Q: What are some of the new titles coming out of Australia this year and which will make their debut at this year’s GDC in San Francisco, CA?

A: Here are some, to name a few:

1. Tantalus Interactive (www.tantalus.com.au) – Havoc’s Cradle

2. Irrational Games Australia (www.irrationalgames.com) – Freedom Force vs. the Third Reich

3. Fuzzyeyes Studios (www.fuzzyeyes.com) – HotDogs HotGals!

4. Studio Moshi (www.moshidesign.com) – El Mariachi

5. Krome Studios (www.kromestudios.com) – Ty the Tasmanian Tiger 3

Q: What booth location is the GDAA located at for this year’s GDC?

A: The GDAA will not have a booth at GDC this year. We will be attending the event and supporting a number of GDAA member companies attending the event.
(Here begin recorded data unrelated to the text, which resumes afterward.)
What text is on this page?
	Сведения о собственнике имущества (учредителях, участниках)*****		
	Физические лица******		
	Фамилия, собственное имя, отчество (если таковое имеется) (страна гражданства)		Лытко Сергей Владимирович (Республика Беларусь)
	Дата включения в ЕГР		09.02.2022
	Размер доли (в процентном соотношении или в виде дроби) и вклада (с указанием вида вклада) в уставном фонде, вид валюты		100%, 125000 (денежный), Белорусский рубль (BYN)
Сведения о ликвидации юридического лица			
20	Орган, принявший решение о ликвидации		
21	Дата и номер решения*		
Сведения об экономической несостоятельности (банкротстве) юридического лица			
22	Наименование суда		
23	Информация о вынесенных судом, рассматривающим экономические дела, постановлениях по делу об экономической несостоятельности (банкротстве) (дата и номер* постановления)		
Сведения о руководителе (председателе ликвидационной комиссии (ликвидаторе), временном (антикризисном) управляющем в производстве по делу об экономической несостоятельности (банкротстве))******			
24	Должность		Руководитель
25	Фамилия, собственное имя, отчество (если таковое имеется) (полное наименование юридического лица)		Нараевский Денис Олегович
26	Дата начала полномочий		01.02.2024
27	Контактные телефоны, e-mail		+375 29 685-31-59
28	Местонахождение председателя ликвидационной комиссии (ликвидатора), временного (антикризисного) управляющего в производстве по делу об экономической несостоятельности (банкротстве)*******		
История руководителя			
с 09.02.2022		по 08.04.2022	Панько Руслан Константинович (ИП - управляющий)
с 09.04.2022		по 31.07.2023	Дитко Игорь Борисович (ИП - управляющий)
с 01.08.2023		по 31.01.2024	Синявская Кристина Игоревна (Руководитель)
However, we are hosting a private networking function that is fully supported by a number of different State and Local Government Agencies in Australia. It will be a chance for developers, publishers, industry players, and members of the media to find out what is going on in the Australian video games industry.

Q: What are some of these companies and what are their booth numbers?

A: Auran (Booth #: CP 160) and BigWorld (Booth #: 827).